His phone rang while he was rubbing his tingling feet and thinking distractedly about ordering some food. Chinese sounded good, moo shu pork. Dumplings, or egg rolls. Might put one or two of those lost pounds back on, but he'd been working hard, right?
He thought about his mystery caller, almost hoped it was him this time. But it was Catherine, sounding a little remote.
"You weren't asleep, were you?"
"No, not even close." He stood with effort, making a face at the pins and needles in the soles of his feet. "What's up?"
"We were lucky; it's been a slow night." She still sounded a bit off. Distracted. "I've been going through Nick's things. Everything was there, just like it should be."
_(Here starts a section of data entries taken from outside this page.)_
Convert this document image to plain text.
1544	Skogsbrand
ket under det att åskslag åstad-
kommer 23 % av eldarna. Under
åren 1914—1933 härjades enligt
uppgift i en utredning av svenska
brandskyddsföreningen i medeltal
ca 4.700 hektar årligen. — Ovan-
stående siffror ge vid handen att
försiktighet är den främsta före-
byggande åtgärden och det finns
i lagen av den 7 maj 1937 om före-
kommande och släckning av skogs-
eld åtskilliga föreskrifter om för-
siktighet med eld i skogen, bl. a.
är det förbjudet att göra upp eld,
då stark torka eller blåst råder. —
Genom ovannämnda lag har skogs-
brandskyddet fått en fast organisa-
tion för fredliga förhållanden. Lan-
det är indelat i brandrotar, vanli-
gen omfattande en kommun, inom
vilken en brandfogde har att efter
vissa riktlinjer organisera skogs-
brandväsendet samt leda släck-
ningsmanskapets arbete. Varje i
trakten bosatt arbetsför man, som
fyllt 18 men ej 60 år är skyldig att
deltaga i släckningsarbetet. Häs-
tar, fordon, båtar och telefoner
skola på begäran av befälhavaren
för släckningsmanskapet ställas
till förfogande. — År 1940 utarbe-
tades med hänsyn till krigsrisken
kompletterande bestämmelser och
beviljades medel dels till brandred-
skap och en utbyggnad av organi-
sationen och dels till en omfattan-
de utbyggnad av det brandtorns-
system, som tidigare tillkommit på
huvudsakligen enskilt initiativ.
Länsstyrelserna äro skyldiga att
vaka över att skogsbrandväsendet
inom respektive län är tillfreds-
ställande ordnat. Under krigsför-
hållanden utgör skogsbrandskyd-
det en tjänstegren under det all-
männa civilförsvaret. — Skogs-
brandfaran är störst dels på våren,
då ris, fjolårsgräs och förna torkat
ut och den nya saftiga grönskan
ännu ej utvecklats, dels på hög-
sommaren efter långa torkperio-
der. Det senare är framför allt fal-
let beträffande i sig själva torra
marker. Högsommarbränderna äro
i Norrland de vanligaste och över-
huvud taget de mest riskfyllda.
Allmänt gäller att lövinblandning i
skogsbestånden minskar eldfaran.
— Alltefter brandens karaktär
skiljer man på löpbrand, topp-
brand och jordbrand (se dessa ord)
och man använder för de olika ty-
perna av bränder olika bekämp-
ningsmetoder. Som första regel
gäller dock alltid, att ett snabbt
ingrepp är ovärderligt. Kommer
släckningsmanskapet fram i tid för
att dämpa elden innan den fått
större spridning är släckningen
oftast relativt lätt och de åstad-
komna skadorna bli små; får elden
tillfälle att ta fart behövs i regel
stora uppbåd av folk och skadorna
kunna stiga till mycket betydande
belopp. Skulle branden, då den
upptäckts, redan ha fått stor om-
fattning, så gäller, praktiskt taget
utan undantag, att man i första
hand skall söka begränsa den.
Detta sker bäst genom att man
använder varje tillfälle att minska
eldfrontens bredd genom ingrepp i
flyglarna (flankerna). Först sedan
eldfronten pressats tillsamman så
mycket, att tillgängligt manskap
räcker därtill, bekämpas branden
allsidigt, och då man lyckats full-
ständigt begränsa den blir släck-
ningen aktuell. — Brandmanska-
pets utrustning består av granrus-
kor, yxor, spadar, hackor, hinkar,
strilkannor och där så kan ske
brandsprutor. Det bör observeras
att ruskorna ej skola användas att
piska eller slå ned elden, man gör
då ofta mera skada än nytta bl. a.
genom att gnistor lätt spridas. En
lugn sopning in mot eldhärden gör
He padded through to the kitchen, searching for the delivery menus. Used to keep them stuck on the refrigerator with magnets, but since Nick's death he'd put them in the drawer beneath the microwave. Didn't use them as much any longer. "Good. Find anything?"
"It's -- Gil, I did find another person's DNA. I mean, besides the ones you'd expect."
He paused with the menu clutched in his hand. "Whose?"
"It's not anything we have on record. I found a few complete hair follicles, and I've just got the preliminary analysis. I'll – have more in a little while."
"But no hits." Gil leaned his hip against the counter, sagging a little. "It was worth a shot, I suppose."
"There's – something else."
"What?"
"Okay." He heard her take a deep breath. "I've got Nick's DNA in here. I mean, like you'd expect. But the mystery DNA -- There's a lot of it. A lot of it's blood."
Gil frowned. "Blood?"
"Yeah. Gil, this shirt, it's soaked. Like you'd expect. But it's -- Jesus, I don't know how to say this."
"For God's sake, just tell me," Gil said thinly. "What about Nick's blood?"
"That's the thing," she said in a glassy voice. "This isn't Nick's blood."
For a moment all he could do was stare into space. Finally he managed a stupefied, "What?"
"I'm saying whoever bled all over this shirt -- It wasn't Nick."
From a very high place, somewhere far above where his body stood transfixed in his cool kitchen, he watched the restaurant menu flutter to the floor.